5.1       Het College realiseert zich dat de plotselinge verslechtering van de toestand van patiënt en zijn overlijden kort daarna zeer ingrijpend zijn geweest voor klaagster en de familie. Toch zal het College de klacht zakelijk moeten beoordelen, waarbij het niet gaat om de vraag of het professioneel handelen beter had gekund, maar of verweerster bij het beroepsmatig handelen is gebleven binnen de grenzen van een redelijk bekwame beroepsuitoefening, rekening houdend met de stand van de wetenschap ten tijde van het klachtwaardig geachte handelen en met hetgeen toen in de beroepsgroep ter zake als norm of standaard was aanvaard.

5.2       Alvorens in te gaan op de klacht, merkt het College op dat wordt uitgegaan van een verschrijving in het uittreksel van de overlijdensakte van patiënt; op grond van de overgelegde stukken en naar aanleiding van hetgeen ter zitting is verhandeld is naar het oordeel van het College voldoende als vaststaand gebleken dat patiënt op 24 april 2015 niet om 01.00 uur maar om 01.38 uur is overleden.

5.3       Op 24 april 2015 rond 00.10 uur was er op de IC ineens sprake van een verslechtering van de situatie van patiënt.

Uiteraard is het van belang om bij een acute situatie de familieleden van een patiënt zo spoedig als mogelijk te bellen, maar bepaalde omstandigheden kunnen maken dat dit niet direct gebeurt.
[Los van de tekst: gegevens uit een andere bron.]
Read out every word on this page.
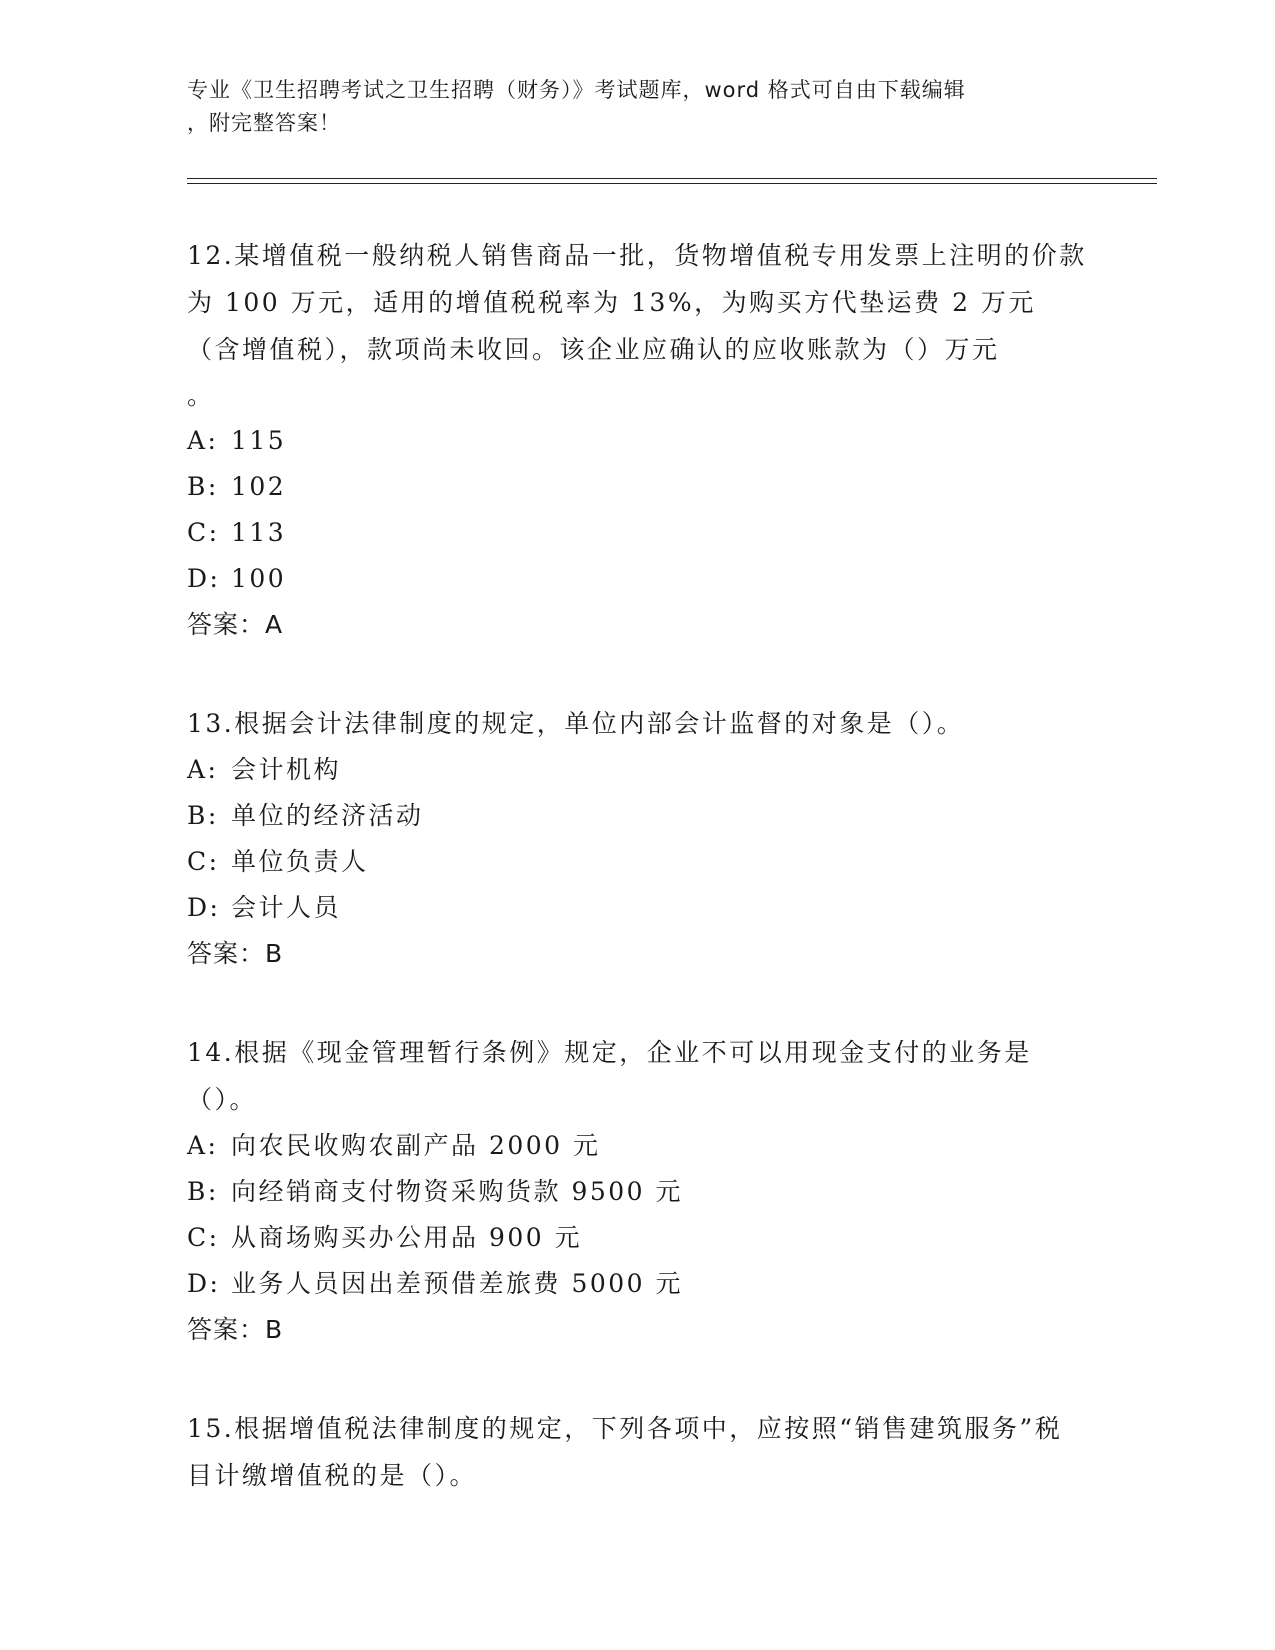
专业《卫生招聘考试之卫生招聘（财务）》考试题库，word 格式可自由下载编辑
，附完整答案！
12.某增值税一般纳税人销售商品一批，货物增值税专用发票上注明的价款为 100 万元，适用的增值税税率为 13%，为购买方代垫运费 2 万元（含增值税），款项尚未收回。该企业应确认的应收账款为（）万元
。
A: 115
B: 102
C: 113
D: 100
答案：A
13.根据会计法律制度的规定，单位内部会计监督的对象是（）。
A: 会计机构
B: 单位的经济活动
C: 单位负责人
D: 会计人员
答案：B
14.根据《现金管理暂行条例》规定，企业不可以用现金支付的业务是（）。
A: 向农民收购农副产品 2000 元
B: 向经销商支付物资采购货款 9500 元
C: 从商场购买办公用品 900 元
D: 业务人员因出差预借差旅费 5000 元
答案：B
15.根据增值税法律制度的规定，下列各项中，应按照“销售建筑服务”税目计缴增值税的是（）。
Het College is van oordeel dat het in deze zaak begrijpelijk was dat, gelet op de plotselinge hectische situatie, de noodzakelijk medische zorg voor patiënt eerst voorrang heeft gekregen.

Het verwijt van klaagster, dat verweerster heeft verzuimd om klaagster te bellen toen het niet goed ging met patiënt om 00.10 uur, is naar het oordeel van het College niet terecht gesteld. Om 00.10 uur was verweerster immers niet in het ziekenhuis aanwezig. Pas rond 00.45 uur is zij op de hoogte gebracht van de situatie van patiënt en is zij met spoed naar het ziekenhuis gegaan, alwaar bij aankomst rond 01.00 uur sprake bleek te zijn van een reanimatiesetting. Het College is van oordeel dat het verweerster niet (tuchtrechtelijk) valt te verwijten dat ze na aankomst in het ziekenhuis eerst zelf de medische situatie van patiënt heeft willen beoordelen en betrokken bleef bij de start van de reanimatie. Kort daarna, om 01.10 uur, is de familie, nog tijdens de reanimatie, telefonisch geïnformeerd.
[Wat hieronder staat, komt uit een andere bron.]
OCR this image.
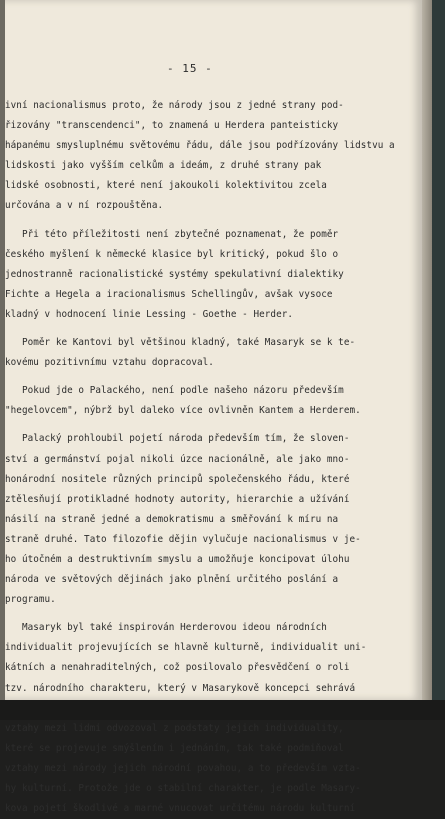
- 15 -
ivní nacionalismus proto, že národy jsou z jedné strany pod-
řizovány "transcendenci", to znamená u Herdera panteisticky
hápanému smysluplnému světovému řádu, dále jsou podřízovány lidstvu a
lidskosti jako vyšším celkům a ideám, z druhé strany pak
lidské osobnosti, které není jakoukoli kolektivitou zcela
určována a v ní rozpouštěna.
Při této příležitosti není zbytečné poznamenat, že poměr
českého myšlení k německé klasice byl kritický, pokud šlo o
jednostranně racionalistické systémy spekulativní dialektiky
Fichte a Hegela a iracionalismus Schellingův, avšak vysoce
kladný v hodnocení linie Lessing - Goethe - Herder.
Poměr ke Kantovi byl většinou kladný, také Masaryk se k te-
kovému pozitivnímu vztahu dopracoval.
Pokud jde o Palackého, není podle našeho názoru především
"hegelovcem", nýbrž byl daleko více ovlivněn Kantem a Herderem.
Palacký prohloubil pojetí národa především tím, že sloven-
ství a germánství pojal nikoli úzce nacionálně, ale jako mno-
honárodní nositele různých principů společenského řádu, které
ztělesňují protikladné hodnoty autority, hierarchie a užívání
násilí na straně jedné a demokratismu a směřování k míru na
straně druhé. Tato filozofie dějin vylučuje nacionalismus v je-
ho útočném a destruktivním smyslu a umožňuje koncipovat úlohu
národa ve světových dějinách jako plnění určitého poslání a
programu.
Masaryk byl také inspirován Herderovou ideou národních
individualit projevujících se hlavně kulturně, individualit uni-
kátních a nenahraditelných, což posilovalo přesvědčení o roli
tzv. národního charakteru, který v Masarykově koncepci sehrává
vztahy mezi lidmi odvozoval z podstaty jejich individuality,
které se projevuje smýšlením i jednáním, tak také podmiňoval
vztahy mezi národy jejich národní povahou, a to především vzta-
hy kulturní. Protože jde o stabilní charakter, je podle Masary-
kova pojetí škodlivé a marné vnucovat určitému národu kulturní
5.4       De conclusie is dat verweerster met betrekking tot de klacht geen verwijt zoals bedoeld in artikel 47, eerste lid onder a, van de Wet op de beroepen in de individuele gezondheidszorg kan worden gemaakt. Naar het oordeel van het College is verweerster in haar hoedanigheid van chirurg-intensivist niet in haar zorgplicht ten opzichte van patiënt

tekort geschoten. De klacht zal dan ook als ongegrond worden afgewezen.

6.         De beslissing

Het Regionaal Tuchtcollege voor de Gezondheidszorg te Den Haag beslist als volgt:

wijst de klacht af.

Deze beslissing is gegeven door mr. A.E.B. ter Heide, voorzitter, mr. L. Sarlemijn, lid-jurist, dr. R.A. Christiano, prof. dr. J.F. Hamming en dr. J.P. van der Sluijs, leden-artsen, bijgestaan door mr. S.R.M.I. Roos-Bollen, secretaris, en uitgesproken in het openbaar op 14 maart 2017.

voorzitter                                                                                          secretaris

Tegen deze beslissing kan binnen zes weken na de dag van verzending van het afschrift ervan schriftelijk hoger beroep worden ingesteld bij het Centrale Tuchtcollege voor de Gezond­heidszorg door:

a.         klaagster, voor zover de klacht is afgewezen, of voor zover zij niet-ontvankelijk is

            verklaard;

b.         degene over wie is geklaagd;

c.         de hoofdinspecteur of de regionale inspecteur van het Staatstoezicht op de

volksgezondheid, wie de aangelegenheid uit hoofde van de hem toevertrouwde belangen aangaat.

Het tot het Centrale Tuchtcollege voor de Gezondheidszorg gerichte beroep­schrift wordt ingezon­den bij de secretaris van het Regionaal Tuchtcolle­ge voor de Gezondheidszorg te Den Haag, door wie het binnen de beroepstermijn moet zijn ontvangen.